Solving e^(a^2) x erfc(a) Equation”

[bhartish]

e^(a^2) x erfc(a) = e^(a^2 x erfc(a))

 

[tiny-tim]

hi bhartish!

(try using the X² icon just above the Reply box )

show us what you've tried, and where you're stuck, and then we'll know how to help!

 

[bhartish]

I have seen the application of this formula in one of the journal papers . I just want to know is there any such relation ( or even other such type ) between exponential and complimentary error function ?

 

[tiny-tim]

I have seen the application of this formula in one of the journal papers

which journal (and issue and page numner)?

 

[gb7nash]

e^(a^2) x erfc(a) = e^(a^2 x erfc(a))

So you think:

e^{a^{2}} \frac{2}{\sqrt{\pi}} \int_{a}^\infty e^{-t^{2}} dt = e^{a^{2} \frac{2}{\sqrt{\pi}} \int_{a}^\infty e^{-t^{2}} dt } ?
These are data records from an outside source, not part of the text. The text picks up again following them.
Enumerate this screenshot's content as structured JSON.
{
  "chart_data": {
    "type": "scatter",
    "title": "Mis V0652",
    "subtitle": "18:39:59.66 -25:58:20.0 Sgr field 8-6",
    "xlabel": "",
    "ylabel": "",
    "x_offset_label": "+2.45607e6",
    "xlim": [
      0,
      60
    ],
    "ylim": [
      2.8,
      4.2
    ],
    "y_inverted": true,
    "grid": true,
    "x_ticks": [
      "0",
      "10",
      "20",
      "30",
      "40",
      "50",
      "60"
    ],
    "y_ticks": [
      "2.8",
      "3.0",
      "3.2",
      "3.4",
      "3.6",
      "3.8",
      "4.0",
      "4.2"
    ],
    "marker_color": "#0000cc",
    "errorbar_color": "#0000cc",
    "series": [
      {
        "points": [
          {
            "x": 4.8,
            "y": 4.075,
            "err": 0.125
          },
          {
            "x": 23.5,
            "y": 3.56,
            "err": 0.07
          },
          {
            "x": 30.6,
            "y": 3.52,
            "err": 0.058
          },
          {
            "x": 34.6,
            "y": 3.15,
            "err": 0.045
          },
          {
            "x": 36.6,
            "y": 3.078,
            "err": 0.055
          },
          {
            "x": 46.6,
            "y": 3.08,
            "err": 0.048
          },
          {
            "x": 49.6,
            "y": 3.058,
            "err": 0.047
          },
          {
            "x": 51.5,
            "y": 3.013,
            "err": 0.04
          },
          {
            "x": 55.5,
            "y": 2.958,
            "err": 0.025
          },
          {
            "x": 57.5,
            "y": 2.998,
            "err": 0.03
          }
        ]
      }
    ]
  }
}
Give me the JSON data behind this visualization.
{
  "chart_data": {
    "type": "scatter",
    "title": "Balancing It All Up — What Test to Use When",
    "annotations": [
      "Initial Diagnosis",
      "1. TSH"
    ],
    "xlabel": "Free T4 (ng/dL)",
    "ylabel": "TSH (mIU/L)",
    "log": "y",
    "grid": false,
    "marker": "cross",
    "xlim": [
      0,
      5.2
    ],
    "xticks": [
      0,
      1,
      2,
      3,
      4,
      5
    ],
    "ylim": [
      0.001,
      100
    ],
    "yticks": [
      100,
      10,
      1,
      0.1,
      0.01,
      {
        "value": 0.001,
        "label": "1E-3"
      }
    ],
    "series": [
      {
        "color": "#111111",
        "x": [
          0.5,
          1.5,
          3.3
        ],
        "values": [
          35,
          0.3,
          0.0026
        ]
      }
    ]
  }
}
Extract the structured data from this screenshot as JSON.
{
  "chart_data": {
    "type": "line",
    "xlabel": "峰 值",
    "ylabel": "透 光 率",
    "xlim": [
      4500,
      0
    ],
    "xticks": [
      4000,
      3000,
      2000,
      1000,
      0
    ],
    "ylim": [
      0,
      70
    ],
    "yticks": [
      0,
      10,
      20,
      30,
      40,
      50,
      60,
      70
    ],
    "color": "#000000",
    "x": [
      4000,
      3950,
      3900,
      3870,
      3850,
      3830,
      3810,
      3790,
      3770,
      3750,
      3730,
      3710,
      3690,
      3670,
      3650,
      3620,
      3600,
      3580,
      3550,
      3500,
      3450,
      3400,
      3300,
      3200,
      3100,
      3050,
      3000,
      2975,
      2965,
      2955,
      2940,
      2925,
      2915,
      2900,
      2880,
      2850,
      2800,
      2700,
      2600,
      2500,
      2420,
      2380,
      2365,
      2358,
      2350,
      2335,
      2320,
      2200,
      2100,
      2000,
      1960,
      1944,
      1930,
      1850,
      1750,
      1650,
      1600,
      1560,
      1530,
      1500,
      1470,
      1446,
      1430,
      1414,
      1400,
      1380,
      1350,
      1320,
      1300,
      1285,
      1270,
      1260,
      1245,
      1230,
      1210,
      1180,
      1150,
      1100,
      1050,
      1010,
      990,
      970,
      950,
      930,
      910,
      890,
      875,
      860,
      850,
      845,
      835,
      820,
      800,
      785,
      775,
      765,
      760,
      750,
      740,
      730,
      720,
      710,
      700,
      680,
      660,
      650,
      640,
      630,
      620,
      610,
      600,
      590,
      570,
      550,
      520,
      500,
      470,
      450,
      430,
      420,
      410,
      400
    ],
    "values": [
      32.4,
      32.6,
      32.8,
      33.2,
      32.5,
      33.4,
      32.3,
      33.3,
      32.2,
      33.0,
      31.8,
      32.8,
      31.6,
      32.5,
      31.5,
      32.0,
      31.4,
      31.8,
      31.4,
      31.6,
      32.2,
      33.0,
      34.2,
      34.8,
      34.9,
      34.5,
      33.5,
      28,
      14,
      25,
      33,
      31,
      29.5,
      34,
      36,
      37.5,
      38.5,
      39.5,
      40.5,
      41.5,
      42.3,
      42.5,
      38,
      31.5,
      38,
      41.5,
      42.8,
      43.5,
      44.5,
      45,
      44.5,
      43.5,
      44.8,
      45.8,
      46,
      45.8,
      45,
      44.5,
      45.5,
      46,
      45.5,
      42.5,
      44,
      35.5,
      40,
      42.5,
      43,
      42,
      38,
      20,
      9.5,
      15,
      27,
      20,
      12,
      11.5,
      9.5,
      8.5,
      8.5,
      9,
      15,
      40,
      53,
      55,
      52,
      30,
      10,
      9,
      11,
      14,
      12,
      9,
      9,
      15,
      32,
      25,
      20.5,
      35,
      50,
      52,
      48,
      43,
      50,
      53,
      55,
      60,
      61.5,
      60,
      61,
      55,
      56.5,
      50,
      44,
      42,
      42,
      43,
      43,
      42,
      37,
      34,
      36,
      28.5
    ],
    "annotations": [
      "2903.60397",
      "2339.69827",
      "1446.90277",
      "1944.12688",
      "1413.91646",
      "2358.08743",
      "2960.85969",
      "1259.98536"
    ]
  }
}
Looks like nonsense to me. I would be very leery about this if there were no proof in this journal you're talking about.

 

[HallsofIvy]

It's easy to give a counterexample. If a= .5, then erf(a)= 0.52050 (http://www.geophysik.uni-muenchen.de/~malservisi/GlobaleGeophysik2/erf_tables.pdf)
so the left side is e^{.25}(0.52050)= 0.66833 while the right side is e^{.25*0.52050}= 1.13897. Nuff said?

 

[bhartish]

Even I have tried this counter example but is there any substantiating answer through calculus ?